The document GB 2417913 describes a microfluidic separator 110 comprising a porous membrane 108 supported by a microsieve. The membrane and sieve are arranged in parallel with the flow 106 of the multiphase mixture and the porous membrane is “wetted” by a portion of the mixture which is transmitted though the pores of the membrane for analysis. The membrane may be oleophobic and be arranged to transmit water based solutions or hydrophobic and arranged to transmit oil based solutions or both oleophobic and hydrophobic and arranged to transmit gases. Pressure across the membrane is maintained below capillary breakthrough values for the non-wetting phase and the flow rate though is significantly less than that passing over the membrane thus reducing problems related to cake build up and fouling. The separator may be integral to or connected to a microfluidic sample manipulation/analysis chip and one or several valves, possibly in conjunction with a micropump, which may be used to maintain the pressure drop below the non-wetting phase breakthrough pressure. Collection channels may also comprise an H-fractal configuration. The main application described relates to the use of the separator in logging while drilling (LWD) or measurement while drilling (MWD) to provide continuous real-time data concerning fluid in a subterranean formation.

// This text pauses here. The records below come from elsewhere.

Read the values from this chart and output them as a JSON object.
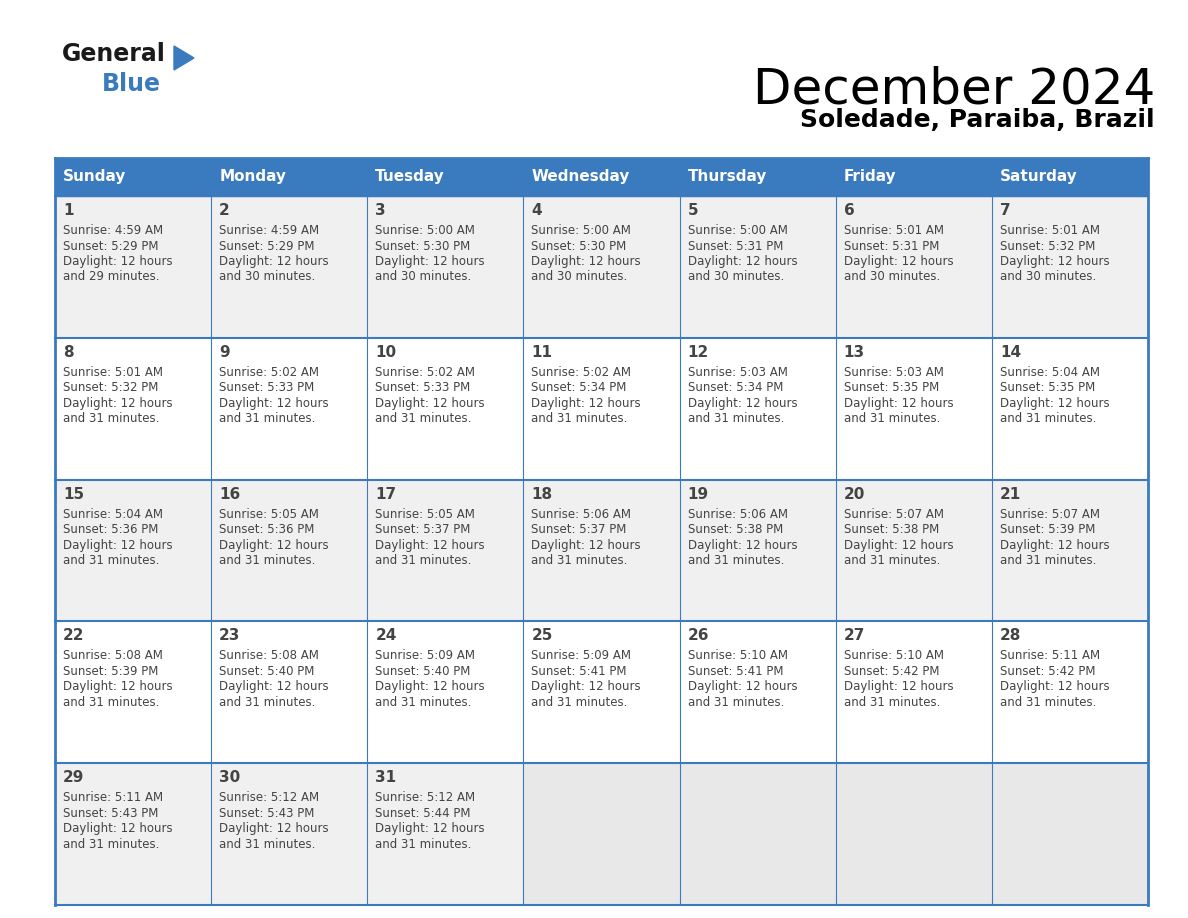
{
  "title": "December 2024",
  "subtitle": "Soledade, Paraiba, Brazil",
  "header_bg_color": "#3a7abf",
  "header_text_color": "#ffffff",
  "row_colors": [
    "#f0f0f0",
    "#ffffff"
  ],
  "last_row_empty_color": "#e8e8e8",
  "border_color": "#3a7abf",
  "text_color": "#444444",
  "days_of_week": [
    "Sunday",
    "Monday",
    "Tuesday",
    "Wednesday",
    "Thursday",
    "Friday",
    "Saturday"
  ],
  "calendar": [
    [
      {
        "day": 1,
        "sunrise": "4:59 AM",
        "sunset": "5:29 PM",
        "daylight": "12 hours and 29 minutes."
      },
      {
        "day": 2,
        "sunrise": "4:59 AM",
        "sunset": "5:29 PM",
        "daylight": "12 hours and 30 minutes."
      },
      {
        "day": 3,
        "sunrise": "5:00 AM",
        "sunset": "5:30 PM",
        "daylight": "12 hours and 30 minutes."
      },
      {
        "day": 4,
        "sunrise": "5:00 AM",
        "sunset": "5:30 PM",
        "daylight": "12 hours and 30 minutes."
      },
      {
        "day": 5,
        "sunrise": "5:00 AM",
        "sunset": "5:31 PM",
        "daylight": "12 hours and 30 minutes."
      },
      {
        "day": 6,
        "sunrise": "5:01 AM",
        "sunset": "5:31 PM",
        "daylight": "12 hours and 30 minutes."
      },
      {
        "day": 7,
        "sunrise": "5:01 AM",
        "sunset": "5:32 PM",
        "daylight": "12 hours and 30 minutes."
      }
    ],
    [
      {
        "day": 8,
        "sunrise": "5:01 AM",
        "sunset": "5:32 PM",
        "daylight": "12 hours and 31 minutes."
      },
      {
        "day": 9,
        "sunrise": "5:02 AM",
        "sunset": "5:33 PM",
        "daylight": "12 hours and 31 minutes."
      },
      {
        "day": 10,
        "sunrise": "5:02 AM",
        "sunset": "5:33 PM",
        "daylight": "12 hours and 31 minutes."
      },
      {
        "day": 11,
        "sunrise": "5:02 AM",
        "sunset": "5:34 PM",
        "daylight": "12 hours and 31 minutes."
      },
      {
        "day": 12,
        "sunrise": "5:03 AM",
        "sunset": "5:34 PM",
        "daylight": "12 hours and 31 minutes."
      },
      {
        "day": 13,
        "sunrise": "5:03 AM",
        "sunset": "5:35 PM",
        "daylight": "12 hours and 31 minutes."
      },
      {
        "day": 14,
        "sunrise": "5:04 AM",
        "sunset": "5:35 PM",
        "daylight": "12 hours and 31 minutes."
      }
    ],
    [
      {
        "day": 15,
        "sunrise": "5:04 AM",
        "sunset": "5:36 PM",
        "daylight": "12 hours and 31 minutes."
      },
      {
        "day": 16,
        "sunrise": "5:05 AM",
        "sunset": "5:36 PM",
        "daylight": "12 hours and 31 minutes."
      },
      {
        "day": 17,
        "sunrise": "5:05 AM",
        "sunset": "5:37 PM",
        "daylight": "12 hours and 31 minutes."
      },
      {
        "day": 18,
        "sunrise": "5:06 AM",
        "sunset": "5:37 PM",
        "daylight": "12 hours and 31 minutes."
      },
      {
        "day": 19,
        "sunrise": "5:06 AM",
        "sunset": "5:38 PM",
        "daylight": "12 hours and 31 minutes."
      },
      {
        "day": 20,
        "sunrise": "5:07 AM",
        "sunset": "5:38 PM",
        "daylight": "12 hours and 31 minutes."
      },
      {
        "day": 21,
        "sunrise": "5:07 AM",
        "sunset": "5:39 PM",
        "daylight": "12 hours and 31 minutes."
      }
    ],
    [
      {
        "day": 22,
        "sunrise": "5:08 AM",
        "sunset": "5:39 PM",
        "daylight": "12 hours and 31 minutes."
      },
      {
        "day": 23,
        "sunrise": "5:08 AM",
        "sunset": "5:40 PM",
        "daylight": "12 hours and 31 minutes."
      },
      {
        "day": 24,
        "sunrise": "5:09 AM",
        "sunset": "5:40 PM",
        "daylight": "12 hours and 31 minutes."
      },
      {
        "day": 25,
        "sunrise": "5:09 AM",
        "sunset": "5:41 PM",
        "daylight": "12 hours and 31 minutes."
      },
      {
        "day": 26,
        "sunrise": "5:10 AM",
        "sunset": "5:41 PM",
        "daylight": "12 hours and 31 minutes."
      },
      {
        "day": 27,
        "sunrise": "5:10 AM",
        "sunset": "5:42 PM",
        "daylight": "12 hours and 31 minutes."
      },
      {
        "day": 28,
        "sunrise": "5:11 AM",
        "sunset": "5:42 PM",
        "daylight": "12 hours and 31 minutes."
      }
    ],
    [
      {
        "day": 29,
        "sunrise": "5:11 AM",
        "sunset": "5:43 PM",
        "daylight": "12 hours and 31 minutes."
      },
      {
        "day": 30,
        "sunrise": "5:12 AM",
        "sunset": "5:43 PM",
        "daylight": "12 hours and 31 minutes."
      },
      {
        "day": 31,
        "sunrise": "5:12 AM",
        "sunset": "5:44 PM",
        "daylight": "12 hours and 31 minutes."
      },
      null,
      null,
      null,
      null
    ]
  ],
  "logo_general_color": "#1a1a1a",
  "logo_blue_color": "#3a7abf",
  "logo_triangle_color": "#3a7abf",
  "title_fontsize": 36,
  "subtitle_fontsize": 18,
  "header_fontsize": 11,
  "day_num_fontsize": 11,
  "cell_text_fontsize": 8.5
}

The document GB 2 433 273 describes a method for determining a property of formations surrounding an earth borehole being drilled with a drill bit (15) at the end of a drill string, using drilling fluid that flows downward through the drill string, exits through the drill bit, and returns toward the earth's surface in die annulus between the drill string and the periphery of the borehole. The method includes the following steps: obtaining, downhole near the drill bit, a pre-bit sample (211) of the mud in the drill string as it approaches the drill bit; obtaining, downhole near the drill bit, a post-bit sample (212) of the mud in the annulus, entrained with drilled earth formation, after its egression from the drill bit; implementing pre-bit measurements on the pre-bit sample; implementing post-bit measurements on the post-bit sample; and determining a property of the formations from the post-bit measurements and the pre-bit. The measurements may be completed downhole, for example using a mass spectrometer.

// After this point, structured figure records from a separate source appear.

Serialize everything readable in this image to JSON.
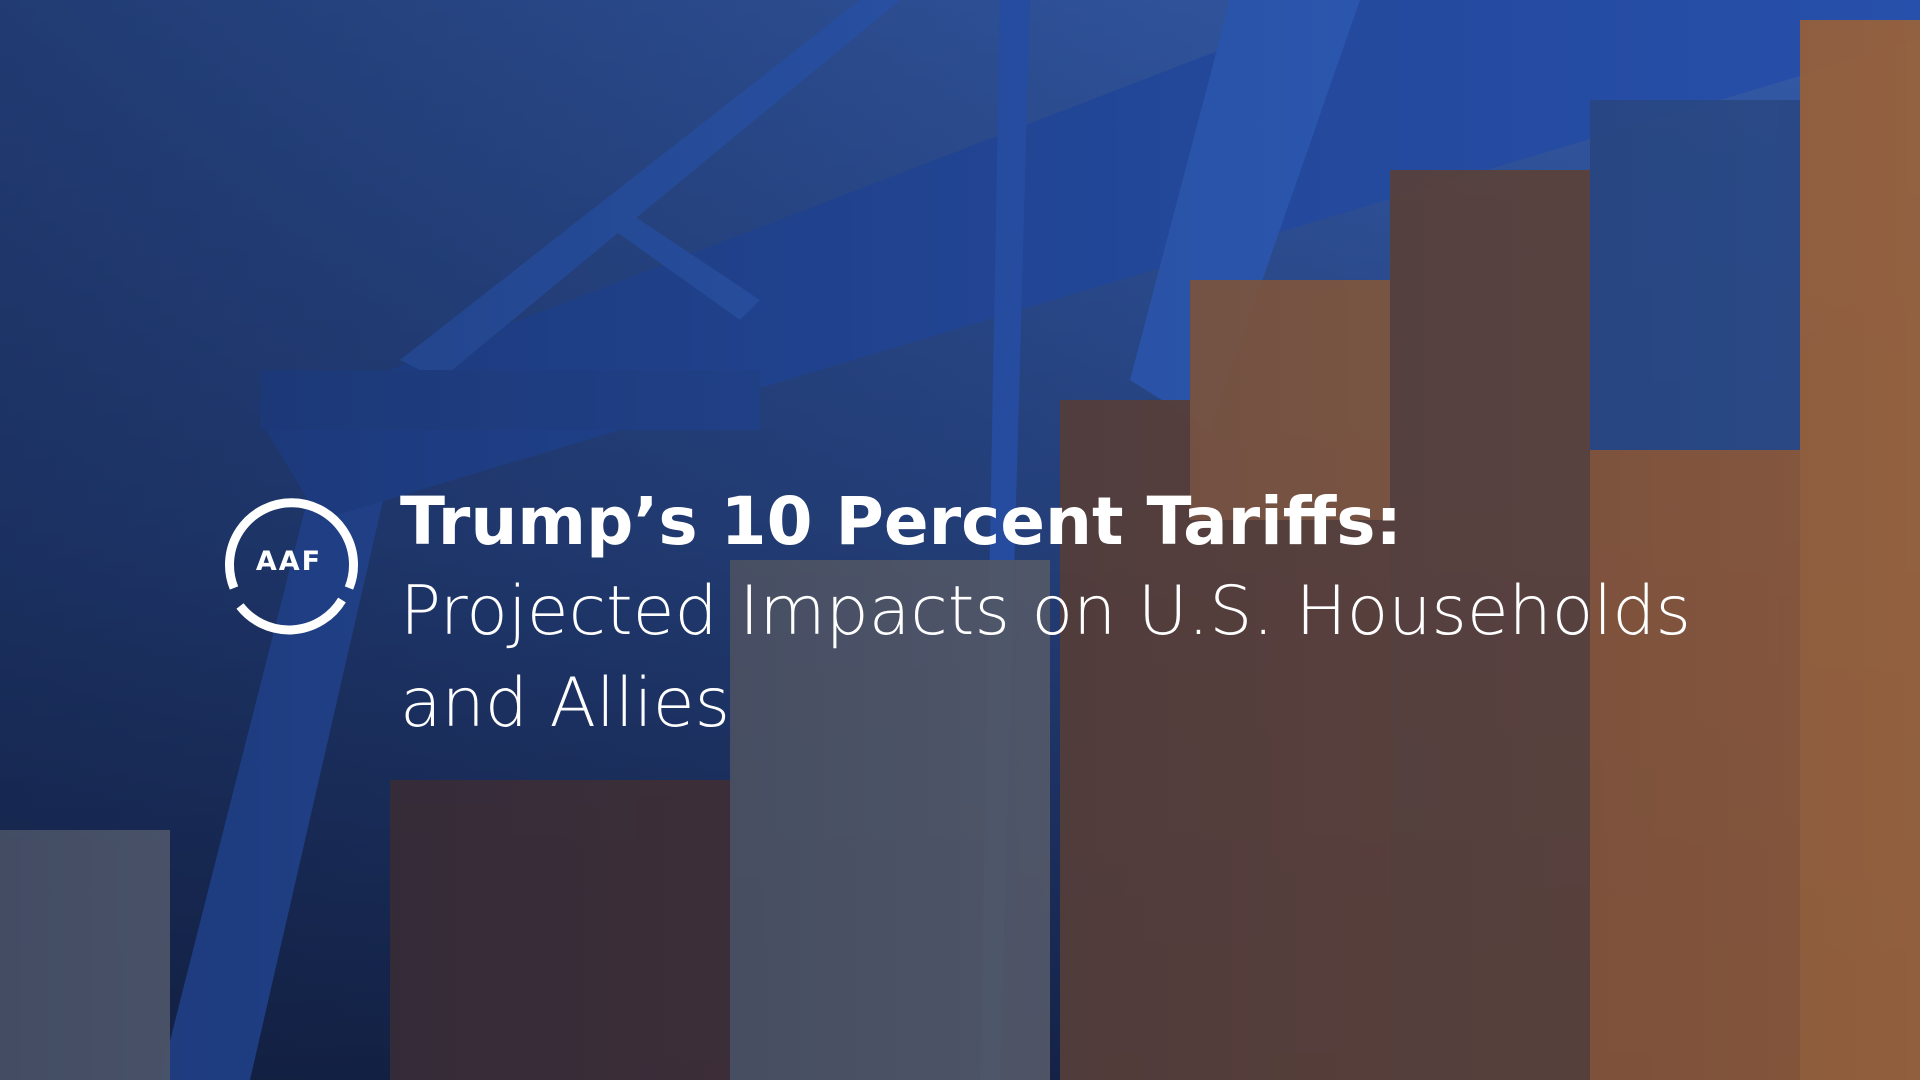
{
  "logo": {
    "text": "AAF"
  },
  "headline": {
    "title": "Trump’s 10 Percent Tariffs:",
    "subtitle": "Projected Impacts on U.S. Households and Allies"
  }
}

The application of the present invention to measure WLR fluid property has the advantage of a small sample of representative liquid from the flow line being used and then being returned to the flow line. This application further overcomes the difficulty in making the WLR measurement itself because of the differences in physical properties of the oil and water in standard flow lines by the measurement made in a very small or mini-channel where the superficial tension maintains both phases at the same speed.